Sorprende además, y no es secundario, la colaboración bienintencionada que en algunos casos reciben las empresas de instituciones públicas. Directores de escuelas e institutos colaboran con las corporaciones para conseguir medios extraordinarios para sus razonables necesidades permitiéndoles publicitarse a su antojo en un ámbito de estudio público y no comercial.

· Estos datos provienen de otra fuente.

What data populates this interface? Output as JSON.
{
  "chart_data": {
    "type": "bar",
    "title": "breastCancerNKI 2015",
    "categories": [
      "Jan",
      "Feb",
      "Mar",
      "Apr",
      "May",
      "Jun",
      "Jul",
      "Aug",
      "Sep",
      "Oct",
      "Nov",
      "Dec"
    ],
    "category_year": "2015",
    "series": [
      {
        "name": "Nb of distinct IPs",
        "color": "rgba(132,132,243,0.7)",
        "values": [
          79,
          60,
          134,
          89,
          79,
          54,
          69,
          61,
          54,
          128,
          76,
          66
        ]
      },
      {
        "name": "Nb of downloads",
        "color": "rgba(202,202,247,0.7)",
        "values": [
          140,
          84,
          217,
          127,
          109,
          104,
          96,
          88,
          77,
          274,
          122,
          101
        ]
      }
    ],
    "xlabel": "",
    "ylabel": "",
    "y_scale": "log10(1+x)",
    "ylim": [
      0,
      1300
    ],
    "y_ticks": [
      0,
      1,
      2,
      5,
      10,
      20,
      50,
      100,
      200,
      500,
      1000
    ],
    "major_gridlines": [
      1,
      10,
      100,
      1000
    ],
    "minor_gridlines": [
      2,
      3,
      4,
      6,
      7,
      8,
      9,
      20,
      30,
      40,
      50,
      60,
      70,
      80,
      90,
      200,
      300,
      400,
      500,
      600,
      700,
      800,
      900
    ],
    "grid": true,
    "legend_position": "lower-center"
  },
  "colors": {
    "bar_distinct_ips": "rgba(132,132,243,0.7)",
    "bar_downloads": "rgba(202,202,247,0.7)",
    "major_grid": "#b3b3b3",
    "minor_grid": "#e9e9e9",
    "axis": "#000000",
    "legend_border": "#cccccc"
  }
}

Puede señalarse, como es obvio, que las familias pueden intentar oponerse a esta estrategia planificada, y no es marginal la importancia de esta cada vez más necesaria resistencia cultural, política, pero otros instrumentos son o deberían ser relevantes: preocuparse en serio de la niñez, de la estabilidad emocional de los niños y jóvenes, exige legislar a su favor, poner límites, colocar bozales a una bestia no dispuesta a limitarse ante nada ni ante nadie. Hay un objetivo normativo: el máximo beneficio un territorio: el mundo; unos sujetos: «los consumidores» -los supuestos dueños del mercado-, sin distinción, esta vez sí, de edad, etnia, religión, sexo, lengua, territorio u orientación sexual.
Antes, en tiempos en los que la izquierda no era muy sofisticada, a la publicidad la conocíamos como un perverso tentáculo de masificación cultural del capitalismo, solíamos pitar y gritar con rabia ante anuncios y mensajes, intentábamos la contrapublicidad, y difícilmente un ciudadano de izquierdas recordaba o comentaba con agrado algún anuncio empresarial. Los tiempos han cambiado. Entonces éramos algo más toscos sin duda, pero teníamos razón y no queríamos claudicar.